A-G v Whelan [1993] IEHC 1
Criminal – Stolen goods – Whether Duress is a complete defence
Facts:
Mr Whelan was convicted of handling stolen goods. It was found that he had acted under a threat of death or immediate violence. He appealed the conviction, holding that his defence of duress should have led to an acquittal.
Issues:
Whether the defence of duress is a complete defence to a crime.
Held:
On allowing the appeal, Murnaghan J held that an immediate threat of violence or death that is so significant any reasonable person would have committed the unlawful acts they were being compelled to do, was justification for the acts that would otherwise be deemed criminal. It was also required to be proven that a defendant’s will had been overpowered at the time the crime was committed. Limits on the defence of duress were defined in that, if a murder was committed under even the most serious of duress, it would not be a justification. Taking a life to save one’s own or another was not considered to be covered by the defence of duress, as murder was said to be a crime too heinous. It was found that Whelan had been subjected to an immediate threat of violence and his crime was receiving stolen goods. It was not a crime as serious as murder. Further, at the time of the act, Whelan had no opportunity to reassert his will because the threat occurred so close to the commission of the act. Therefore, he could rely on the defence of duress. The conviction was quashed.
Updated 19 March 2026
This case summary relates to Attorney General v Whelan [1934] IR 518 (Court of Criminal Appeal, Ireland), decided in 1934. The citation given in the article — [1993] IEHC 1 — appears to be incorrect and may cause confusion; readers should be aware of this discrepancy when locating the case.

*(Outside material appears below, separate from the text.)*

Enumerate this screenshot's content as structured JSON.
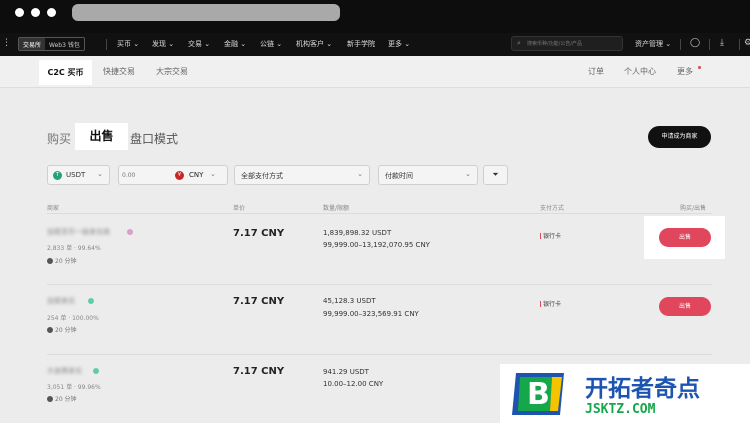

The article is a summary of an Irish case decided by the Irish courts, not an English or Welsh authority. It is therefore not directly binding in England and Wales, though it has historically been cited as persuasive authority on the defence of duress in common law jurisdictions.

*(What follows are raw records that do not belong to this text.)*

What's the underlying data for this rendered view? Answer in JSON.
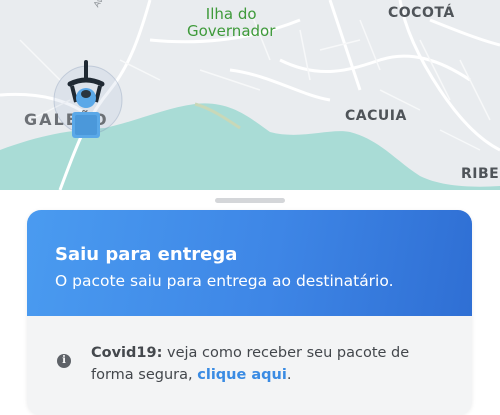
{
  "map": {
    "labels": {
      "ilha_line1": "Ilha do",
      "ilha_line2": "Governador",
      "cocota": "COCOTÁ",
      "galeao": "GALEÃO",
      "cacuia": "CACUIA",
      "ribeira": "RIBE",
      "street": "Av. Bra"
    },
    "colors": {
      "land": "#e9ecef",
      "water": "#a9dcd6",
      "road": "#ffffff",
      "courier_blue": "#5aa8e8"
    }
  },
  "status_card": {
    "title": "Saiu para entrega",
    "description": "O pacote saiu para entrega ao destinatário.",
    "gradient_colors": [
      "#4a9bf0",
      "#2f6fd4"
    ]
  },
  "notice": {
    "icon": "info-icon",
    "prefix": "Covid19:",
    "text": " veja como receber seu pacote de forma segura, ",
    "link_label": "clique aqui",
    "suffix": "."
  }
}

As to the legal principles described: the core principle — that duress can be a complete defence provided the threat is sufficiently immediate and serious, and that the defendant had no realistic opportunity to avoid compliance — remains broadly consistent with the law of duress as it has developed in England and Wales. The exclusion of duress as a defence to murder is also consistent with the position in English law confirmed in R v Howe [1987] AC 417 (House of Lords), which held that duress is not available as a defence to murder or attempted murder.

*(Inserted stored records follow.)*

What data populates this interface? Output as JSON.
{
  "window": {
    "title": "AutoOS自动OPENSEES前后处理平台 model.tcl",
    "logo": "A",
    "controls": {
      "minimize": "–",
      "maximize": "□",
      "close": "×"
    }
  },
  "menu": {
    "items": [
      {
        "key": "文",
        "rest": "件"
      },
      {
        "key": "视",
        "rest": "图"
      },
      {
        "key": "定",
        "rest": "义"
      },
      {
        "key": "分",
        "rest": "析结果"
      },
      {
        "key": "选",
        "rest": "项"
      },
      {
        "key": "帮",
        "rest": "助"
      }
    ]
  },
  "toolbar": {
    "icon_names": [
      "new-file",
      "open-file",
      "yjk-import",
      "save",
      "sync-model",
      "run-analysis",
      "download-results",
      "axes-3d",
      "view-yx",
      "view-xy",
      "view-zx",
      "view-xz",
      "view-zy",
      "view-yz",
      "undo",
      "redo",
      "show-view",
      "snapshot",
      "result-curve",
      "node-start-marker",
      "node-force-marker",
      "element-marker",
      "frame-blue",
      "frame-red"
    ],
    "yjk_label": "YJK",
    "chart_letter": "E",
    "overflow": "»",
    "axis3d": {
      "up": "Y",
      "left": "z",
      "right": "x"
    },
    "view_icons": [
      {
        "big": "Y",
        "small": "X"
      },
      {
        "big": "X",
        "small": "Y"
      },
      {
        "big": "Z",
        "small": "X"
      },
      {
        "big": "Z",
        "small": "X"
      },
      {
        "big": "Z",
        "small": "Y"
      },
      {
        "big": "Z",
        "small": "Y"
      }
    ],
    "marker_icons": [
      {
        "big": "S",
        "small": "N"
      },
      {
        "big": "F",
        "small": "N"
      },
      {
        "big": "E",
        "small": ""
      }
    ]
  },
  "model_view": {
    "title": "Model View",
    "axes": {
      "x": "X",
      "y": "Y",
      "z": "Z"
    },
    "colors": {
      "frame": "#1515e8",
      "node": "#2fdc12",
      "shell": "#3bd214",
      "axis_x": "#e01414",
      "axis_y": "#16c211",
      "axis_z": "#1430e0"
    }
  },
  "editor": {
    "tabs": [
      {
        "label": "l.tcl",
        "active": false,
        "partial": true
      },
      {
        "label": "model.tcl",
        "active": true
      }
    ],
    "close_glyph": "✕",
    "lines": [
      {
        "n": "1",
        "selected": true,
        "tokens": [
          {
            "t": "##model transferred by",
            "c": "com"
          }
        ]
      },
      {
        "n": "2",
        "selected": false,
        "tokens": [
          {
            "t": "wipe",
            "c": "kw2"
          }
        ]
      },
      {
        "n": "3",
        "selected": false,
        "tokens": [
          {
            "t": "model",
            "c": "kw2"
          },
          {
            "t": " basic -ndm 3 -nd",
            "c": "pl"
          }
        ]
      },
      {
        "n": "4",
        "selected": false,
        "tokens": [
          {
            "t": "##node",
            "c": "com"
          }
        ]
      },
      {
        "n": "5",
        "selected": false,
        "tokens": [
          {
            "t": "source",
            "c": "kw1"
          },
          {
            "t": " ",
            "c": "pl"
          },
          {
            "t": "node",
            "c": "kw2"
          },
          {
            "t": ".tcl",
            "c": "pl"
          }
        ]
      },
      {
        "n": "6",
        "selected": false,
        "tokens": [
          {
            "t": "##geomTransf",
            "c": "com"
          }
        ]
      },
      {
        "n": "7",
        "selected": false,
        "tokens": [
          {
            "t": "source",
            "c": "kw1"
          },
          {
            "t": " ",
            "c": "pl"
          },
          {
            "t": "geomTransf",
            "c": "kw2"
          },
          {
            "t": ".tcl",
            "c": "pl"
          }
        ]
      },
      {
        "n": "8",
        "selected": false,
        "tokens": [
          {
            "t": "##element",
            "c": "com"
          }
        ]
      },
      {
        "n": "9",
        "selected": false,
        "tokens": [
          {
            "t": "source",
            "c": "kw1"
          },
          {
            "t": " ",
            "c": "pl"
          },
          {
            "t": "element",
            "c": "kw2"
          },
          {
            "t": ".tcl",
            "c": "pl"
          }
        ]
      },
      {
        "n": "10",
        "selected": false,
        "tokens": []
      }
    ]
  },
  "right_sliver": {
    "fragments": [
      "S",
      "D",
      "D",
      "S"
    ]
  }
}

Readers should note that the law of duress in England and Wales is now principally governed by the principles set out in cases such as R v Hasan [2005] UKHL 22, which tightened the requirements for the defence, particularly regarding the need for an immediate or almost immediate threat and the defendant’s lack of a safe avenue of escape. The principles in Whelan remain historically significant but students relying on this case in an English law context should cross-reference it with the current English authorities. This article does not address those subsequent developments.